Meredith could see that Sadie had set her jaw. She glued her eyes to her coach’s face as she bent her knees for her crossovers. Sadie would fight for every landing, every connection for the rest of the hour’s practice. It was a trait Meredith adored in her daughter—her absolute commitment to excellence, especially after a mistake.
“Teddy and Sadie have been growing apart,” Meredith said as Sadie planted her toe for a spin.
“Really?” Grace put a light hand on Meredith’s wrist, and Meredith repressed a flinch. Grace’s curiosity irked her. Maybe she’d go wait in the car as soon as she could break away. She could pretend to have a phone call.
“It’s natural as the kids get older,” Meredith said. It was true, wasn’t it? Friendships changed over time. In fact, her friendship with Alice had changed. They were both busy with work and with their families, and more and more it seemed like they had different parenting philosop
hies. Alice had told them at the wine bar the other night that she didn’t know how to punish Teddy for the assembly stunt. Meredith thought it was obvious—take away all electronics and institute mandatory counseling. That was what Meredith and Bill would do, anyway. They’d put their heads together and nip it in the bud. Not that Sadie would ever do anything as egregious as pantsing someone onstage at school. “I don’t really know what’s going on with Alice,” Meredith said honestly. “She seems a little lost, right?

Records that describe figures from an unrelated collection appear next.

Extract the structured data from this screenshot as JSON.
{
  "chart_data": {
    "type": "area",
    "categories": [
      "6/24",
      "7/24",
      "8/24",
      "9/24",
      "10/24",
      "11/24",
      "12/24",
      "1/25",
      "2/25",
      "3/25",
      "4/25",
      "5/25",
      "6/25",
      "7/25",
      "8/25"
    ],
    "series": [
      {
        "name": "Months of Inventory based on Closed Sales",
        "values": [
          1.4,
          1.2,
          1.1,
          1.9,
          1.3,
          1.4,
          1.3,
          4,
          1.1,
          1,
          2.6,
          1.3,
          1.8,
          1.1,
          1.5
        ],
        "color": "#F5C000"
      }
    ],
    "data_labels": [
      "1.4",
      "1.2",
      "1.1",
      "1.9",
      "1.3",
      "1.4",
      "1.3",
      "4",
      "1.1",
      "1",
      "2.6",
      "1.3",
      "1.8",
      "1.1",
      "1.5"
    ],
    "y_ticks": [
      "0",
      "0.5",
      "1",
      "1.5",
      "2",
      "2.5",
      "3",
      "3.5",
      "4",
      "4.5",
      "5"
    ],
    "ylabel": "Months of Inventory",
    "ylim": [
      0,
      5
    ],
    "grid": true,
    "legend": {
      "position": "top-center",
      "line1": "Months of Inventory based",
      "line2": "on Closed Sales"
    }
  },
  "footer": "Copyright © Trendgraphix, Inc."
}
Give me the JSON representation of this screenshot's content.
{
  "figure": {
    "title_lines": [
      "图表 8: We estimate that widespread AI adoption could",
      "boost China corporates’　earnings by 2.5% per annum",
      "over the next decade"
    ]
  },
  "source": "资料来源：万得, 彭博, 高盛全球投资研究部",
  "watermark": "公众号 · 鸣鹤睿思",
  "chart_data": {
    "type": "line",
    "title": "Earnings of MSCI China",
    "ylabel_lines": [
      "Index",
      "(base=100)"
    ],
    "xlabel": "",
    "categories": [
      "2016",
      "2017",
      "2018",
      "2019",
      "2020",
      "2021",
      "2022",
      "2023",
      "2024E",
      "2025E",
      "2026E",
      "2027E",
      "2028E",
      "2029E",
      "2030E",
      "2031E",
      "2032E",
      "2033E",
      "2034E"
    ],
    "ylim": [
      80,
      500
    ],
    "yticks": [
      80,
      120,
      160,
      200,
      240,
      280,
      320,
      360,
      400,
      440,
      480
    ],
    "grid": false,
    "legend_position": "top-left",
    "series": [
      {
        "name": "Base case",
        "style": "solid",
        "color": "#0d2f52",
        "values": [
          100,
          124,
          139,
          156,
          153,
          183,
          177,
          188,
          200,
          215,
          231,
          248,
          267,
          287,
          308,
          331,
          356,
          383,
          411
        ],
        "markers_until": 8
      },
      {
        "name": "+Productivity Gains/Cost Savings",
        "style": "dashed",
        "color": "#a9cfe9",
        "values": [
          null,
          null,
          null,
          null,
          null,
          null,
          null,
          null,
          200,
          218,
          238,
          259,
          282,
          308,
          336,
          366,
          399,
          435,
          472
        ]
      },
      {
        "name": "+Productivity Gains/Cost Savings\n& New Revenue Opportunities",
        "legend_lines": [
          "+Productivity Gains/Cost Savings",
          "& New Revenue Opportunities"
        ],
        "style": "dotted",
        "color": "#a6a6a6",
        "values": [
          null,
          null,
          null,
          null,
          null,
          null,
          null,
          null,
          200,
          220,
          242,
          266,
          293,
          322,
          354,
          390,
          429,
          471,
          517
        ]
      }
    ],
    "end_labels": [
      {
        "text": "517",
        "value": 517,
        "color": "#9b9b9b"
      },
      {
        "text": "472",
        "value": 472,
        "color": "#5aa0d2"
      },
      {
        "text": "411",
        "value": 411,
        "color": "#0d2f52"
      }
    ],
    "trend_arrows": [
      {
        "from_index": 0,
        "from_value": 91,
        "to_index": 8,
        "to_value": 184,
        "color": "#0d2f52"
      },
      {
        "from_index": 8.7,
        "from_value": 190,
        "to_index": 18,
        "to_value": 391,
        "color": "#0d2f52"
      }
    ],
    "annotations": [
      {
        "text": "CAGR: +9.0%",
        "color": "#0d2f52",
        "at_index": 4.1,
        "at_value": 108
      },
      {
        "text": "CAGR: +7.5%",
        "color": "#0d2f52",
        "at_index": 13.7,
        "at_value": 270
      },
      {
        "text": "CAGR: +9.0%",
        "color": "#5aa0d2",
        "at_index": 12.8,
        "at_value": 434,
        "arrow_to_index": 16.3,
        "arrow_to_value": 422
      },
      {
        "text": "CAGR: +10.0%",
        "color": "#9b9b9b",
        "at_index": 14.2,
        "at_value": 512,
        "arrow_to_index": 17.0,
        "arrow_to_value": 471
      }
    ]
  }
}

So you can see that in Teddy’s behavior.”
Meredith felt a twinge of guilt as she glanced at Grace, whose eyes were trained on the team. Alice would die if she knew Meredith blamed her for Teddy’s mistake. The skating coach paused the music and put the girls through several spins. “Count!” Meredith could hear her yell as Sadie’s ponytail wheeled straight out from her head with the rotation.
“Hey!” Meredith brightened as she remembered her new endeavor. “I’m facilitating a discussion group at school as part of the parenting education series. It’s called Raising Ethical Teens. Can I count on you to attend? I know you care about stuff like that.” She thought of Mikaela’s bare midriff and her mascara. Grace, Meredith thought, could probably use a little refresher.
“Sounds fabulous,” Grace said. “Let me know how I can help.”
Evelyn Brown
A duo of open pizza boxes engulfed Alice’s counter that night. Evelyn had invited herself for dinner, offering to pick up the pies. She felt only slightly guilty that this would make two pizza meals in a row, two in the very same day. She deserved it, given her commitment to finally telling Alice the truth. She held on to the thought about the pizza, resisting the therapy voice reminding her that edible rewards were rarely productive or motivating. Instead, she imagined the spicy sausage on her tongue and the perfect chewy-crust chaser. The food fantasy kept her mind off Alice’s likely reaction to the forthcoming news about Julienne.